Kiedy dwa miesiące później rodzice "Anody" zostali zawiadomieni przez władze, że popełnił samobójstwo, dzięki grabarzom udało się odnaleźć miejsce jego pochówku.

"Wydobyli go i pochowali w grobie rodzinnym na Powązkach. W 1995 r. jego szczątki zostały ekshumowane i poddane, bez powodzenia, badaniom w Instytucie Medycyny Sądowej, by stwierdzić przyczynę śmierci. Trzeci pogrzeb Janka był już bardzo uroczysty, w Katedrze Polowej, z kompanią reprezentacyjną i pocztami sztandarowymi" - wspominała pisarka.

Przedstawionej w publikacji historii Jana Rodowicza towarzyszy relacja o losach jego bliskich.

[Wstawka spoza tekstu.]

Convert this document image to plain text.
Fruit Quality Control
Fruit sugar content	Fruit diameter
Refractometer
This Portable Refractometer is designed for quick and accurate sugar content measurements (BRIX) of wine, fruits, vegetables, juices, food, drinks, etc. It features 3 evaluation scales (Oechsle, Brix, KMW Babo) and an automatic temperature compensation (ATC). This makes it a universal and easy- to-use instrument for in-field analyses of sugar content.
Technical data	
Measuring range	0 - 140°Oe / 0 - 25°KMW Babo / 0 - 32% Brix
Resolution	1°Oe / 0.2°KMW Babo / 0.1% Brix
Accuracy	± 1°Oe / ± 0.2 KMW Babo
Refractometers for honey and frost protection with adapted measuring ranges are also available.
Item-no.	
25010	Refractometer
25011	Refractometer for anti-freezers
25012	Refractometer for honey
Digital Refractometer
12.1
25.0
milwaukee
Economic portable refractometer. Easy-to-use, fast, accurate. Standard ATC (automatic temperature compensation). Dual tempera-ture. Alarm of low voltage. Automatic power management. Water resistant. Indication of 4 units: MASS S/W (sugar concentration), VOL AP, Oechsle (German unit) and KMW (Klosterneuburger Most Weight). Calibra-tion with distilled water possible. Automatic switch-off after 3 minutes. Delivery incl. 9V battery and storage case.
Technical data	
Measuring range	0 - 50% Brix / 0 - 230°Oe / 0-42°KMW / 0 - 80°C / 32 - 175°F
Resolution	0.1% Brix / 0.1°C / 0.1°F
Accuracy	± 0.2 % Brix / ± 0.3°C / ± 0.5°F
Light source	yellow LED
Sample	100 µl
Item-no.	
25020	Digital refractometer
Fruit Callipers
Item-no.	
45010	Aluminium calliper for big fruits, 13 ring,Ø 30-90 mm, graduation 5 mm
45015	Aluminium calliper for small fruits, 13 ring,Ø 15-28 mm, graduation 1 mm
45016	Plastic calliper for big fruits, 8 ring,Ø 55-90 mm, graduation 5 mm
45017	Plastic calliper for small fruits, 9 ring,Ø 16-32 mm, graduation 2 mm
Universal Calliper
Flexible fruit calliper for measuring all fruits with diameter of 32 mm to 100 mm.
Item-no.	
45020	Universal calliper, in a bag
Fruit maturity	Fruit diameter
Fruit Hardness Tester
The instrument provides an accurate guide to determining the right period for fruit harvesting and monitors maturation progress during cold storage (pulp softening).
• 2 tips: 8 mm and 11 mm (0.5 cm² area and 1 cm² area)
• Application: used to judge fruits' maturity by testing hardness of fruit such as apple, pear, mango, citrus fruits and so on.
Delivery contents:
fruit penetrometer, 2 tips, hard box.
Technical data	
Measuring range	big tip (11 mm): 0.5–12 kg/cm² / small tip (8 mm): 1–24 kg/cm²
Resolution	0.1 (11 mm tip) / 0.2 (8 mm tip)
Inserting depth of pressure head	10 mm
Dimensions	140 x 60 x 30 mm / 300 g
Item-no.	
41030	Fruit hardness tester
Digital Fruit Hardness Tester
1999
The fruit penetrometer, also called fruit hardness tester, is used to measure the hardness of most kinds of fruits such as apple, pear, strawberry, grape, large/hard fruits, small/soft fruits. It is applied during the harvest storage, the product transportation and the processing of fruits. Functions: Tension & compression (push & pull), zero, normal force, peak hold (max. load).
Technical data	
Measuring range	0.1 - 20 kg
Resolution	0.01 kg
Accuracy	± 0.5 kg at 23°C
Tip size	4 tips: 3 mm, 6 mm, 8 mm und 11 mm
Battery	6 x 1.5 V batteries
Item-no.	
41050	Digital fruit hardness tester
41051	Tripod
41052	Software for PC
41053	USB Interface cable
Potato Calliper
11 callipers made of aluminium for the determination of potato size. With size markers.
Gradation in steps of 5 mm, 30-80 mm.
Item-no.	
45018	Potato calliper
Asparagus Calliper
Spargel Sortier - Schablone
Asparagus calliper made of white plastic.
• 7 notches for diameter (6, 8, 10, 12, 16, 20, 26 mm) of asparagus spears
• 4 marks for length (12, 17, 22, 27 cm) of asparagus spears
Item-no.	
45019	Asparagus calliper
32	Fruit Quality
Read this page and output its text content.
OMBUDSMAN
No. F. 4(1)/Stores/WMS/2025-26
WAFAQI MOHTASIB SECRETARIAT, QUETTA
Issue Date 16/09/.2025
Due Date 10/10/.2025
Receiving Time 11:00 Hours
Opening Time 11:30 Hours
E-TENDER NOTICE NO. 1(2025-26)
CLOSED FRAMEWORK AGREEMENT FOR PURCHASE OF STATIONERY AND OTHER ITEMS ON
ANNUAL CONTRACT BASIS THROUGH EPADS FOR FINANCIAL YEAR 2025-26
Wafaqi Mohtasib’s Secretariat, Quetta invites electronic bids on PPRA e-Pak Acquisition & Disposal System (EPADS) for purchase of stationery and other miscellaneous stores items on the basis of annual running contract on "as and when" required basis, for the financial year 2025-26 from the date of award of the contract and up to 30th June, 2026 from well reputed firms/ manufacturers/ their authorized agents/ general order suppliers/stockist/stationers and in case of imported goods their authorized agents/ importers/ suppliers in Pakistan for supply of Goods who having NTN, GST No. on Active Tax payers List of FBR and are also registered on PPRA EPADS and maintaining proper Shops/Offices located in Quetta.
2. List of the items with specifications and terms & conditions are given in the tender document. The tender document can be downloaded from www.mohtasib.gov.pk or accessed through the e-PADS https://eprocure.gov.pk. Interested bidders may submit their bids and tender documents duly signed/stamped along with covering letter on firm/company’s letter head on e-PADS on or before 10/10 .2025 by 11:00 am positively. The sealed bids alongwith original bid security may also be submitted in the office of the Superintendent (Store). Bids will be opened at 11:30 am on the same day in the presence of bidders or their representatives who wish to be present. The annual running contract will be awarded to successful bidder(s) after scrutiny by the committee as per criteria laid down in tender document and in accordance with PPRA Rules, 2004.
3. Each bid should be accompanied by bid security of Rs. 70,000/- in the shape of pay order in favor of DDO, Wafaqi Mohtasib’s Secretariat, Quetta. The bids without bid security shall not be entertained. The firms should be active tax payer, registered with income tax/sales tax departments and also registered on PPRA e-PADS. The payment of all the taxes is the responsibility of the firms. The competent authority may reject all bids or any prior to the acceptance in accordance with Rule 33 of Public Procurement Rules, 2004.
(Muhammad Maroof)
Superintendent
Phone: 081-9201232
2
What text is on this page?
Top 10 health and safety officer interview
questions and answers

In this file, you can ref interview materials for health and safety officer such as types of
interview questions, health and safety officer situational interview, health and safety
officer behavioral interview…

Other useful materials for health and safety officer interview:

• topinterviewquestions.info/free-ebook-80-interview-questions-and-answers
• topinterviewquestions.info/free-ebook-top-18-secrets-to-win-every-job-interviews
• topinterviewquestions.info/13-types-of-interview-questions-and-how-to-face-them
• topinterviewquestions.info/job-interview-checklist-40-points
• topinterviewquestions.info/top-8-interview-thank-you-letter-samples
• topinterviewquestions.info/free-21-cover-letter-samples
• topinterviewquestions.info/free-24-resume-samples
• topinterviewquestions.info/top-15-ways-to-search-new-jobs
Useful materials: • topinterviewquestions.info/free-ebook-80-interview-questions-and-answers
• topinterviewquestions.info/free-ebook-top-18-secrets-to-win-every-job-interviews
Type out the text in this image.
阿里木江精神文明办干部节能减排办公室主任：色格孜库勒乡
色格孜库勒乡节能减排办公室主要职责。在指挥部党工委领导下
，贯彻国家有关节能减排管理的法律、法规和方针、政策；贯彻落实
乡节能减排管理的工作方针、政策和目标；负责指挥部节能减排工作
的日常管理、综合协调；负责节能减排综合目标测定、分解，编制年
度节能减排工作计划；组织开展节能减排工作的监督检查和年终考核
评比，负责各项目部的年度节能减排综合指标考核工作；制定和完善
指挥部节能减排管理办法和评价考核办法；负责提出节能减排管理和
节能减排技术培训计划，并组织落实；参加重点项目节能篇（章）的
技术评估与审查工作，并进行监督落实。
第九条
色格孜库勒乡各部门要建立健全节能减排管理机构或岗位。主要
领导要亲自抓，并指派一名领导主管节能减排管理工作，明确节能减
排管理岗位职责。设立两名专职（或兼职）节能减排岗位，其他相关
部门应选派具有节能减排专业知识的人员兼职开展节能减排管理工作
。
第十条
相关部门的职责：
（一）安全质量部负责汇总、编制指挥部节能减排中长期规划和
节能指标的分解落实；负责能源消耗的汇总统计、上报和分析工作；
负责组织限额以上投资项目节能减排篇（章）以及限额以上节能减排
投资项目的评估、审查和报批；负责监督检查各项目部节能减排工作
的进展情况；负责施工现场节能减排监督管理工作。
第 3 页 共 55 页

"Pochodził bowiem z rodziny o pięknej karcie patriotycznej. Jego pradziad był powstańcem styczniowym. Wuj, gen. Władysław Bortnowski - bohaterem wojny polsko-bolszewickiej, Legionów Polskich i dowódcą Armii 'Pomorze' w 1939 r. Ciotki były więźniarkami Ravensbrueck, a cioteczne rodzeństwo poległo w powstaniu i partyzantce" - zaznaczyła Wachowicz.

Jak dodała, takim akcentem optymistycznym, który zawsze stara się zawrzeć w książkach, są "piękne listy młodzieży" na temat wojennych bohaterów, a ich rówieśników oraz prezentacja drużyn harcerskich, które przyjęły "Anodę" za patrona.

"To niesłychanie cenne, ponieważ wielu z tych młodych ludzi podkreśla, że bohaterowie Szarych Szeregów są dla nich nie tylko legendą i mitem, ale także drogowskazem i wzorem" - podkreśliła pisarka.

W jej ocenie Jan Rodowicz był postacią niezwykle barwną.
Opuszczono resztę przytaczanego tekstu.